Many short-cuts are evident in how brokers act in the real-estate market. Real-estate brokers like to set a list price for properties they sell. The list price is a chance for the broker to set a valuation target so the property can be sold easily. A list price helps the broker, but not the client.
Also, Real-estate brokers typically will “split” commissions between the sell-side broker and the buy-side broker. In some cases, the buyer’s broker will be of the same firm as the seller’s broker. Here, the broker many have conflicts that prevent him from fully advocating for the buyer, or seller leaving the clients to push any negotiations themselves.
Finally, almost every real-estate broker becomes unreachable once an offer is accepted, leaving buyers and sellers to figure out how to close the deal with their attorneys. These are all things that cause sellers to seek ways to avoid using brokers.
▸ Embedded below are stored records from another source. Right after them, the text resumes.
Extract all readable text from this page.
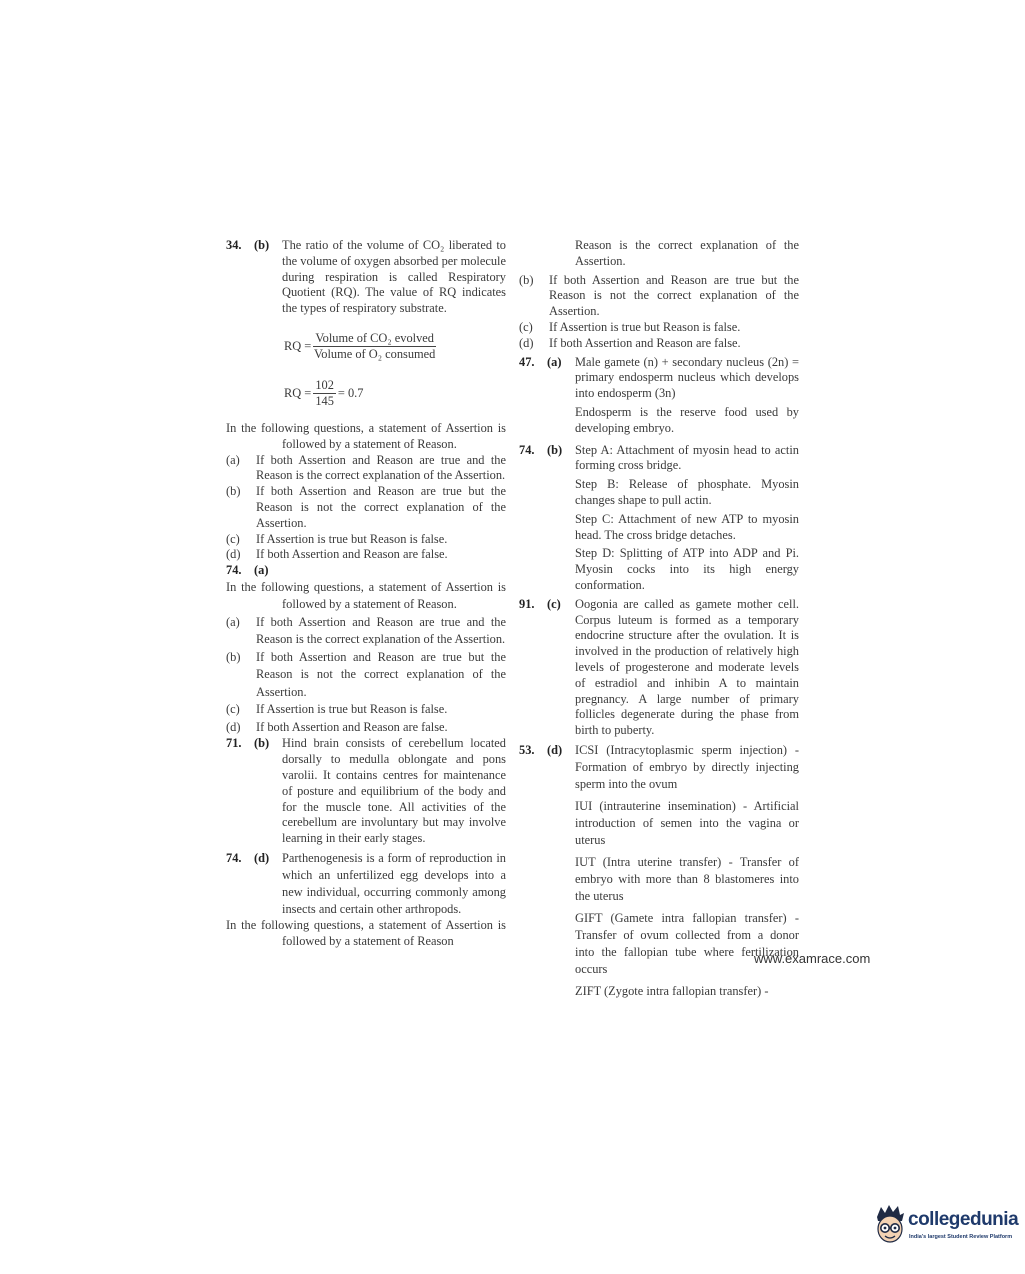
34.	(b)	The ratio of the volume of CO₂ liberated to the volume of oxygen absorbed per molecule during respiration is called Respiratory Quotient (RQ). The value of RQ indicates the types of respiratory substrate.
RQ = $\frac{\text{Volume of CO₂ evolved}}{\text{Volume of O₂ consumed}}$
RQ = $\frac{102}{145} = 0.7$
In the following questions, a statement of Assertion is followed by a statement of Reason.
(a)	If both Assertion and Reason are true and the Reason is the correct explanation of the Assertion.
(b)	If both Assertion and Reason are true but the Reason is not the correct explanation of the Assertion.
(c)	If Assertion is true but Reason is false.
(d)	If both Assertion and Reason are false.
74.	(a)
In the following questions, a statement of Assertion is followed by a statement of Reason.
(a)	If both Assertion and Reason are true and the Reason is the correct explanation of the Assertion.
(b)	If both Assertion and Reason are true but the Reason is not the correct explanation of the Assertion.
(c)	If Assertion is true but Reason is false.
(d)	If both Assertion and Reason are false.
71.	(b)	Hind brain consists of cerebellum located dorsally to medulla oblongate and pons varolii. It contains centres for maintenance of posture and equilibrium of the body and for the muscle tone. All activities of the cerebellum are involuntary but may involve learning in their early stages.
74.	(d)	Parthenogenesis is a form of reproduction in which an unfertilized egg develops into a new individual, occurring commonly among insects and certain other arthropods.
In the following questions, a statement of Assertion is followed by a statement of Reason
Reason is the correct explanation of the Assertion.
(b)	If both Assertion and Reason are true but the Reason is not the correct explanation of the Assertion.
(c)	If Assertion is true but Reason is false.
(d)	If both Assertion and Reason are false.
47.	(a)	Male gamete (n) + secondary nucleus (2n) = primary endosperm nucleus which develops into endosperm (3n)
Endosperm is the reserve food used by developing embryo.
74.	(b)	Step A: Attachment of myosin head to actin forming cross bridge.
Step B: Release of phosphate. Myosin changes shape to pull actin.
Step C: Attachment of new ATP to myosin head. The cross bridge detaches.
Step D: Splitting of ATP into ADP and Pi. Myosin cocks into its high energy conformation.
91.	(c)	Oogonia are called as gamete mother cell. Corpus luteum is formed as a temporary endocrine structure after the ovulation. It is involved in the production of relatively high levels of progesterone and moderate levels of estradiol and inhibin A to maintain pregnancy. A large number of primary follicles degenerate during the phase from birth to puberty.
53.	(d)	ICSI (Intracytoplasmic sperm injection) - Formation of embryo by directly injecting sperm into the ovum
IUI (intrauterine insemination) - Artificial introduction of semen into the vagina or uterus
IUT (Intra uterine transfer) - Transfer of embryo with more than 8 blastomeres into the uterus
GIFT (Gamete intra fallopian transfer) - Transfer of ovum collected from a donor into the fallopian tube where fertilization occurs
ZIFT (Zygote intra fallopian transfer) -
www.examrace.com
collegedunia
India's largest Student Review Platform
Practice brokers in veterinary services (and in other small business sales) may take short-cuts as well. Some practice brokers will use a list price approach, removing the price discovery process. Others push clients into deals with favored buyers. Many fail to fully prepare their clients for the transition, and take only a passive approach in the process from offer acceptance to close.
In a veterinary practice transition, the brokers bear the most risk on any work they do prior to the client accepting an offer. Taking short-cuts on this work by not fully identifying and communicating the drivers of value in the practice, and not properly vetting and preparing the facts of the practice, reduces the broker’s risk, but does a disservice to clients.
Aside from being careful and systematic about how you select your broker, the best thing you can do to avoid “short-cuts” is to make sure the broker’s incentives are aligned with your own. Since you want the “right” deal, not just the easiest deal, you should make sure the broker can earn much more compensation for bringing you an excellent deal, than he can for bringing you an easy deal.
Most practice brokers work for a fee that is a flat % of sale value. On the margin, a flat fee structure will lead the broker to quickly get you a deal, instead of working to find the right deal.
A tiered fee will better align the broker’s incentives with your own. A tiered fee is a lower percent of sale value and “ratchets” up as the sale valuation increases. Such structures better incent the broker to go the extra mile to get you that best deal.